The method of modeling is as simple as its representation.

Step 1:

You could model the pipe run first from 20 to 30 (1^st element), then from 30 to 40 (2^nd element), and finally, from 30 to 60 (3^rd element). See example layout window below.

Alternately, you could model from 20 – 30 – 60, and then 30 – 40. Or from 60 – 30 – 20, and then 30 – 40. Modeling order is immaterial to analysis (but sometimes complicates the merge files process. See Merge under Layout window > Merge in the User’s Manual).

Step 2:

There is one final step remaining. You need to designate the type of tee connection it is. In this example, the tee is a “Welding Tee”. So, on any row that contains node 30 (i.e., row #4 or row #8), type “Br” (Branch SIF) and select “Welding Tee” from the drop down list. Since row #4 already has a hanger specified, you can use row #8 to specify the Branch SIF.

The shown Branch SIF list is piping code-dependent. In other words, the list of tee types shown comes from the selected piping code that dictates how an SIF for each of the listed tee types is calculated. See Section titled “Piping Code Compliance” from the Code Compliance Manual for information on Branch SIFs for different piping codes.

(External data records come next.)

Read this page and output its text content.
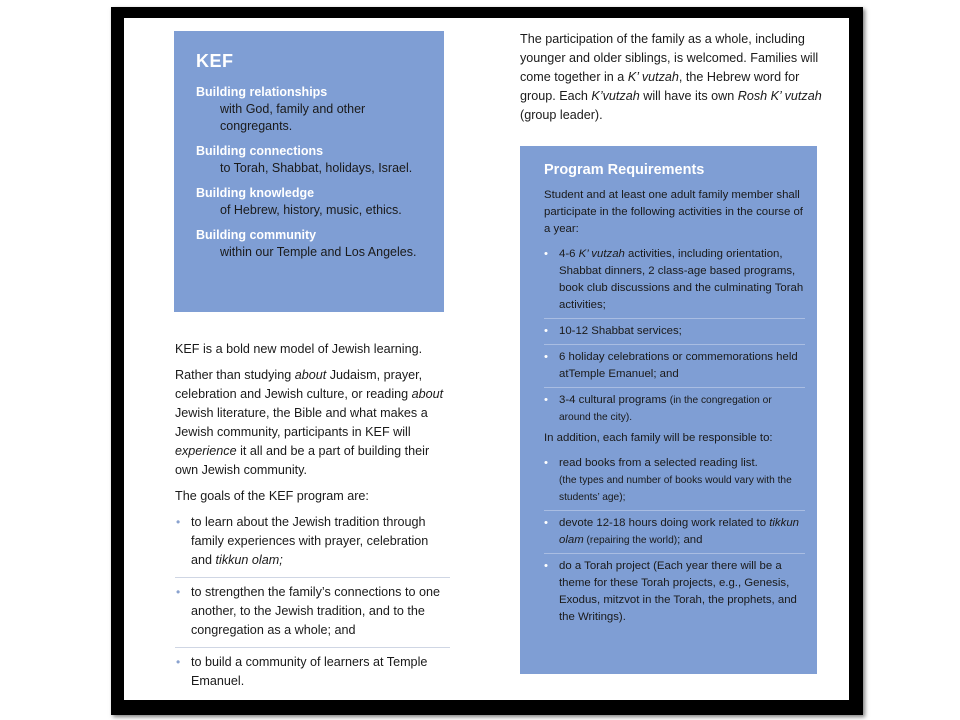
KEF
Building relationships
with God, family and other congregants.
Building connections
to Torah, Shabbat, holidays, Israel.
Building knowledge
of Hebrew, history, music, ethics.
Building community
within our Temple and Los Angeles.

KEF is a bold new model of Jewish learning.

Rather than studying about Judaism, prayer, celebration and Jewish culture, or reading about Jewish literature, the Bible and what makes a Jewish community, participants in KEF will experience it all and be a part of building their own Jewish community.

The goals of the KEF program are:

• to learn about the Jewish tradition through family experiences with prayer, celebration and tikkun olam;
• to strengthen the family’s connections to one another, to the Jewish tradition, and to the congregation as a whole; and
• to build a community of learners at Temple Emanuel.
The participation of the family as a whole, including younger and older siblings, is welcomed. Families will come together in a K’ vutzah, the Hebrew word for group. Each K’vutzah will have its own Rosh K’ vutzah (group leader).
Program Requirements

Student and at least one adult family member shall participate in the following activities in the course of a year:

• 4-6 K’ vutzah activities, including orientation, Shabbat dinners, 2 class-age based programs, book club discussions and the culminating Torah activities;
• 10-12 Shabbat services;
• 6 holiday celebrations or commemorations held atTemple Emanuel; and
• 3-4 cultural programs (in the congregation or around the city).

In addition, each family will be responsible to:

• read books from a selected reading list.
(the types and number of books would vary with the students’ age);
• devote 12-18 hours doing work related to tikkun olam (repairing the world); and
• do a Torah project (Each year there will be a theme for these Torah projects, e.g., Genesis, Exodus, mitzvot in the Torah, the prophets, and the Writings).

Based on a more rigorous analysis, if you have another more accurate SIF value for a joint you want to insert (instead of the code’s), then skip Step (2) above and use User-SIF data type at the same node to input your own SIF.

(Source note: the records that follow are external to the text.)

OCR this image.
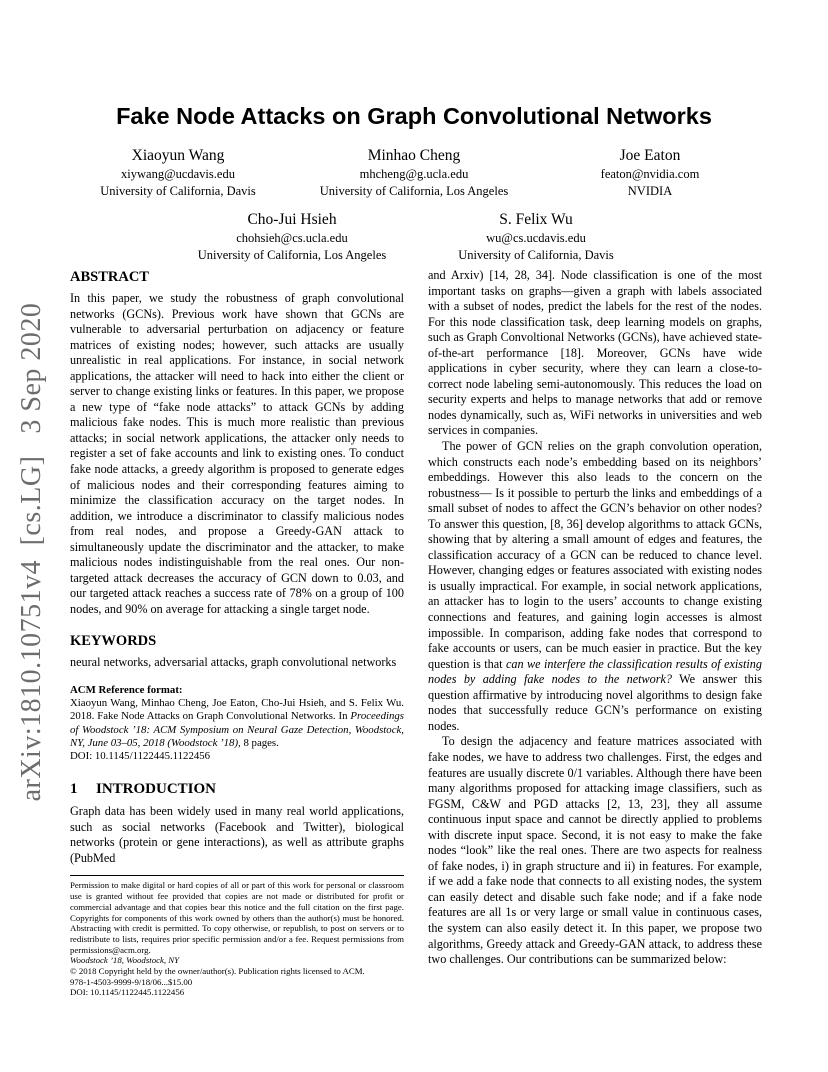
arXiv:1810.10751v4 [cs.LG]  3 Sep 2020
Fake Node Attacks on Graph Convolutional Networks
Xiaoyun Wang
xiywang@ucdavis.edu
University of California, Davis
Minhao Cheng
mhcheng@g.ucla.edu
University of California, Los Angeles
Joe Eaton
featon@nvidia.com
NVIDIA
Cho-Jui Hsieh
chohsieh@cs.ucla.edu
University of California, Los Angeles
S. Felix Wu
wu@cs.ucdavis.edu
University of California, Davis
ABSTRACT

In this paper, we study the robustness of graph convolutional networks (GCNs). Previous work have shown that GCNs are vulnerable to adversarial perturbation on adjacency or feature matrices of existing nodes; however, such attacks are usually unrealistic in real applications. For instance, in social network applications, the attacker will need to hack into either the client or server to change existing links or features. In this paper, we propose a new type of “fake node attacks” to attack GCNs by adding malicious fake nodes. This is much more realistic than previous attacks; in social network applications, the attacker only needs to register a set of fake accounts and link to existing ones. To conduct fake node attacks, a greedy algorithm is proposed to generate edges of malicious nodes and their corresponding features aiming to minimize the classification accuracy on the target nodes. In addition, we introduce a discriminator to classify malicious nodes from real nodes, and propose a Greedy-GAN attack to simultaneously update the discriminator and the attacker, to make malicious nodes indistinguishable from the real ones. Our non-targeted attack decreases the accuracy of GCN down to 0.03, and our targeted attack reaches a success rate of 78% on a group of 100 nodes, and 90% on average for attacking a single target node.

KEYWORDS

neural networks, adversarial attacks, graph convolutional networks

ACM Reference format:

Xiaoyun Wang, Minhao Cheng, Joe Eaton, Cho-Jui Hsieh, and S. Felix Wu. 2018. Fake Node Attacks on Graph Convolutional Networks. In Proceedings of Woodstock ’18: ACM Symposium on Neural Gaze Detection, Woodstock, NY, June 03–05, 2018 (Woodstock ’18), 8 pages.

DOI: 10.1145/1122445.1122456

1 INTRODUCTION

Graph data has been widely used in many real world applications, such as social networks (Facebook and Twitter), biological networks (protein or gene interactions), as well as attribute graphs (PubMed

Permission to make digital or hard copies of all or part of this work for personal or classroom use is granted without fee provided that copies are not made or distributed for profit or commercial advantage and that copies bear this notice and the full citation on the first page. Copyrights for components of this work owned by others than the author(s) must be honored. Abstracting with credit is permitted. To copy otherwise, or republish, to post on servers or to redistribute to lists, requires prior specific permission and/or a fee. Request permissions from permissions@acm.org.

Woodstock ’18, Woodstock, NY

© 2018 Copyright held by the owner/author(s). Publication rights licensed to ACM.

978-1-4503-9999-9/18/06...$15.00

DOI: 10.1145/1122445.1122456

and Arxiv) [14, 28, 34]. Node classification is one of the most important tasks on graphs—given a graph with labels associated with a subset of nodes, predict the labels for the rest of the nodes. For this node classification task, deep learning models on graphs, such as Graph Convoltional Networks (GCNs), have achieved state-of-the-art performance [18]. Moreover, GCNs have wide applications in cyber security, where they can learn a close-to-correct node labeling semi-autonomously. This reduces the load on security experts and helps to manage networks that add or remove nodes dynamically, such as, WiFi networks in universities and web services in companies.

The power of GCN relies on the graph convolution operation, which constructs each node’s embedding based on its neighbors’ embeddings. However this also leads to the concern on the robustness— Is it possible to perturb the links and embeddings of a small subset of nodes to affect the GCN’s behavior on other nodes? To answer this question, [8, 36] develop algorithms to attack GCNs, showing that by altering a small amount of edges and features, the classification accuracy of a GCN can be reduced to chance level. However, changing edges or features associated with existing nodes is usually impractical. For example, in social network applications, an attacker has to login to the users’ accounts to change existing connections and features, and gaining login accesses is almost impossible. In comparison, adding fake nodes that correspond to fake accounts or users, can be much easier in practice. But the key question is that can we interfere the classification results of existing nodes by adding fake nodes to the network? We answer this question affirmative by introducing novel algorithms to design fake nodes that successfully reduce GCN’s performance on existing nodes.

To design the adjacency and feature matrices associated with fake nodes, we have to address two challenges. First, the edges and features are usually discrete 0/1 variables. Although there have been many algorithms proposed for attacking image classifiers, such as FGSM, C&W and PGD attacks [2, 13, 23], they all assume continuous input space and cannot be directly applied to problems with discrete input space. Second, it is not easy to make the fake nodes “look” like the real ones. There are two aspects for realness of fake nodes, i) in graph structure and ii) in features. For example, if we add a fake node that connects to all existing nodes, the system can easily detect and disable such fake node; and if a fake node features are all 1s or very large or small value in continuous cases, the system can also easily detect it. In this paper, we propose two algorithms, Greedy attack and Greedy-GAN attack, to address these two challenges. Our contributions can be summarized below:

For 45° laterals, a piping code committee member opines as follows:

Use the SIF for an unreinforced fabricated tee and evaluate the branch stress using the section modulus of the branch. The connection footprint on the run pipe itself has a section modulus greater than the branch section modulus and this will compensate for the unreinforced fabricated tee SIF which should be lower than the unreinforced fabricated lateral SIF. Ignore the fact that a reduced outlet branch connection requires an “effective section modulus” in accordance with ASME B31.1 (2014) Para. 104.8.4(C) or ASME B31.3 (2014) Para. 319.4.4(c) and just calculate the intensified stress as the unreinforced fabricated tee SIF x the branch moment / branch section modulus (whether you use the SIF times the resultant moment approach of B31.1 or the in-plane and out-plane SIFs times the in-plane and out-plane moments, respectively, approach of B31.3, use the same philosophy of ignoring the “effective modulus.”

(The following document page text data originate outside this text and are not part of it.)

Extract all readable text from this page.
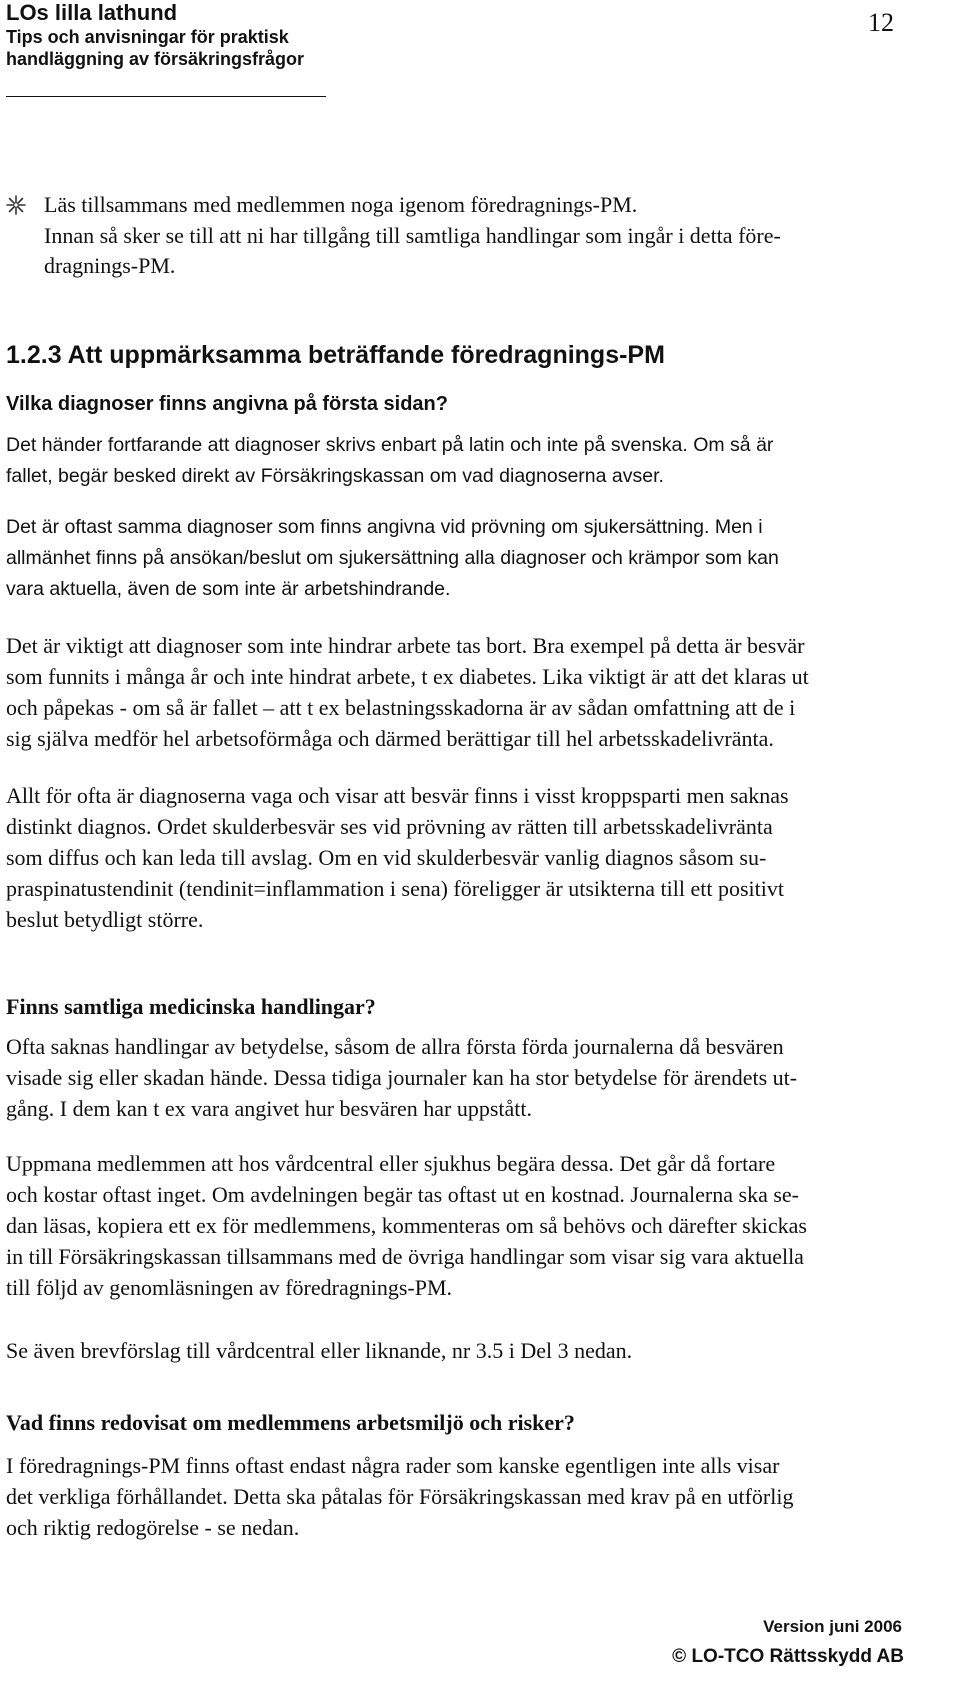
LOs lilla lathund
Tips och anvisningar för praktisk
handläggning av försäkringsfrågor
12
Läs tillsammans med medlemmen noga igenom föredragnings-PM.
Innan så sker se till att ni har tillgång till samtliga handlingar som ingår i detta före-
dragnings-PM.
1.2.3 Att uppmärksamma beträffande föredragnings-PM
Vilka diagnoser finns angivna på första sidan?
Det händer fortfarande att diagnoser skrivs enbart på latin och inte på svenska. Om så är
fallet, begär besked direkt av Försäkringskassan om vad diagnoserna avser.
Det är oftast samma diagnoser som finns angivna vid prövning om sjukersättning. Men i
allmänhet finns på ansökan/beslut om sjukersättning alla diagnoser och krämpor som kan
vara aktuella, även de som inte är arbetshindrande.
Det är viktigt att diagnoser som inte hindrar arbete tas bort. Bra exempel på detta är besvär
som funnits i många år och inte hindrat arbete, t ex diabetes. Lika viktigt är att det klaras ut
och påpekas - om så är fallet – att t ex belastningsskadorna är av sådan omfattning att de i
sig själva medför hel arbetsoförmåga och därmed berättigar till hel arbetsskadelivränta.
Allt för ofta är diagnoserna vaga och visar att besvär finns i visst kroppsparti men saknas
distinkt diagnos. Ordet skulderbesvär ses vid prövning av rätten till arbetsskadelivränta
som diffus och kan leda till avslag. Om en vid skulderbesvär vanlig diagnos såsom su-
praspinatustendinit (tendinit=inflammation i sena) föreligger är utsikterna till ett positivt
beslut betydligt större.
Finns samtliga medicinska handlingar?
Ofta saknas handlingar av betydelse, såsom de allra första förda journalerna då besvären
visade sig eller skadan hände. Dessa tidiga journaler kan ha stor betydelse för ärendets ut-
gång. I dem kan t ex vara angivet hur besvären har uppstått.
Uppmana medlemmen att hos vårdcentral eller sjukhus begära dessa. Det går då fortare
och kostar oftast inget. Om avdelningen begär tas oftast ut en kostnad. Journalerna ska se-
dan läsas, kopiera ett ex för medlemmens, kommenteras om så behövs och därefter skickas
in till Försäkringskassan tillsammans med de övriga handlingar som visar sig vara aktuella
till följd av genomläsningen av föredragnings-PM.
Se även brevförslag till vårdcentral eller liknande, nr 3.5 i Del 3 nedan.
Vad finns redovisat om medlemmens arbetsmiljö och risker?
I föredragnings-PM finns oftast endast några rader som kanske egentligen inte alls visar
det verkliga förhållandet. Detta ska påtalas för Försäkringskassan med krav på en utförlig
och riktig redogörelse - se nedan.
Version juni 2006
© LO-TCO Rättsskydd AB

Pay particular attention to the fabrication of the lateral making sure that the Code required cover fillet dimensioned t(c) in ASME B31.1 (2014) Fig. 127.4.8(D)(a) or ASME B31.3 (2014) Fig. 328.5.4D(1) meets the required size. If the cover fillet is larger than t(c), that improves the lateral SIF. The figures and dimensions shown are a bit unfortunate, especially for a lateral because a strict reading of the Code would seem to require a bigger weld on the obtuse side of the branch and a smaller weld on the acute side of the branch when just the opposite is true. Having a constant cover fillet weld leg length all around the branch would improve the requirement and the committee has been working on that. Personally, I think the larger the run and branch pipes are, the larger the cover fillet should be. Ask for or calculate whether area replacement requirements ASME B31.1 (2014) Para. 104.3.1(D) or ASME B31.3 (2014) Para. 304.3.3 are met noticing that the required reinforcement for a lateral is greater by the factor (2 - sin alpha).